С. Т. Семенов не грешит всем этим. Он бесхитростный описатель быта, в котором жил сам. Бесхитростно издается он в «Посреднике», и если есть у него какие-нибудь читатели, то и они, конечно, бесхитростные.
Заговорив о типичных «гениях из народа», претендентах на интеллигентско-писательский престол, о истерических предисловиях, не могу не вспомнить об одной странной новой книге. Вот что в ней удивительно. Истерическое, рекламное предисловие налицо, а между тем автор отнюдь не «из народа» и, кажется, не молод. Главное же, сами рассказы («Архаровцы и др.») совершенно и окончательно нейдут к предисловию, так же, как предисловие к ним нейдет. Рассказы самые обыкновенные, пишутся и даже кое-где печатаются они десятками, не за что их ни бранить особенно, ни хвалить.

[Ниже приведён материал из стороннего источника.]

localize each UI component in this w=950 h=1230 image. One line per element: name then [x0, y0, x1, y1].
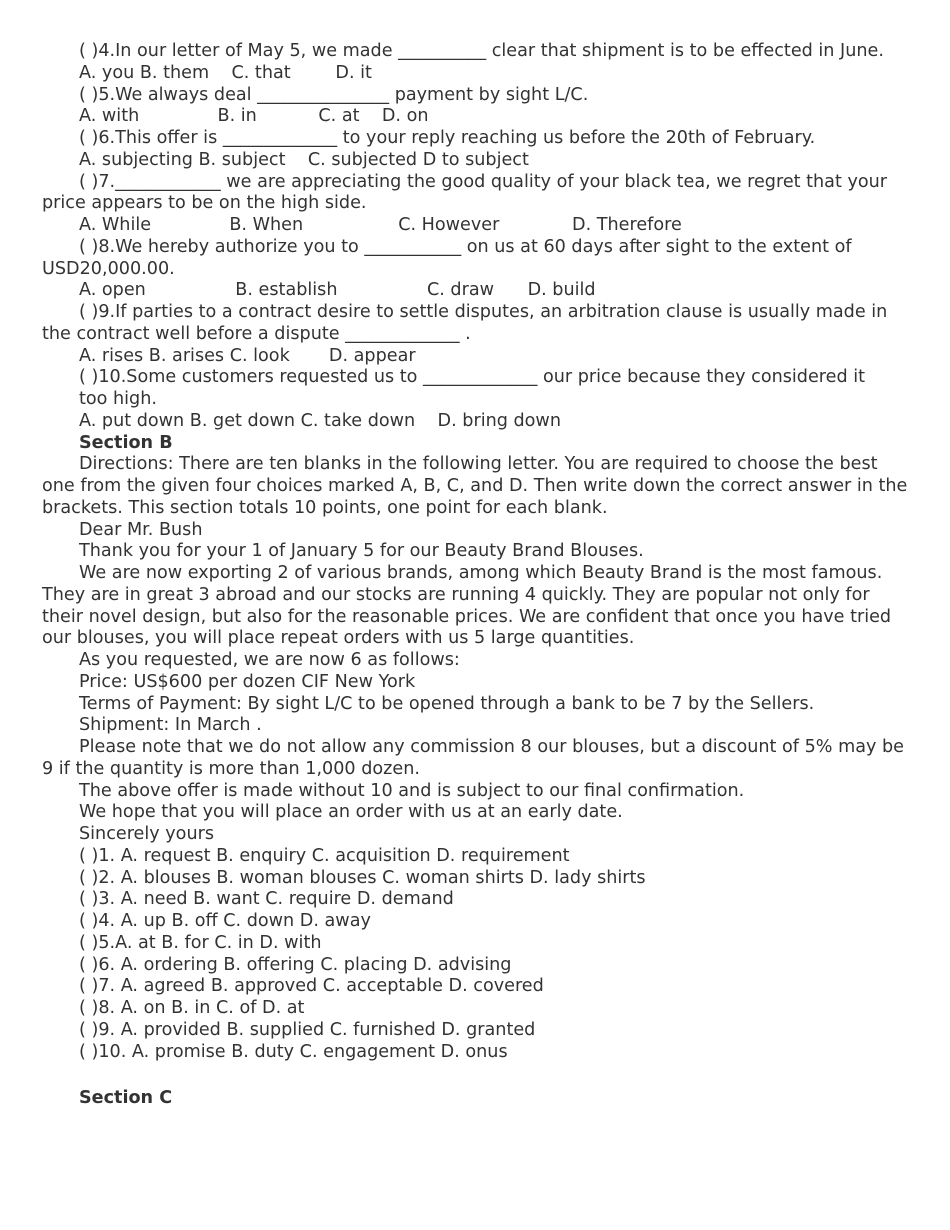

Чуть-чуть ниже черты, отделяющей литературу от нелитературы. И к этим-то скромно-ремесленным повестушкам, о которых в критике принято молчать, ни с того ни сего привязано нежданное предисловие. Кажется, что обыкновенный, смирный и даже хороший человек внезапно впал в буйное помешательство, заговорил не своим языком. Не плоше какого-нибудь М. Сивачева автор «Архаровцев» с надрывом повествует о своих скитаниях по редакциям, приводит даже письма известных писателей с отказом печатать его – «для доказательства того, что в литературе настоящего времени (нужно же это, наконец, сказать открыто) царствуют кружковщина и протекция»… И так далее, а в конце: «…надлежит помнить, что есть множество людей, мнящих себя знатоками, которые, глядя даже на самый яркий, пылающий светоч искусства, все будут задумчиво ковырять в своем носу» (sic!). «Как пощечина, – предупреждает бедный автор, – прозвучит для меня снисходительная, высокомерная похвала профессионала…»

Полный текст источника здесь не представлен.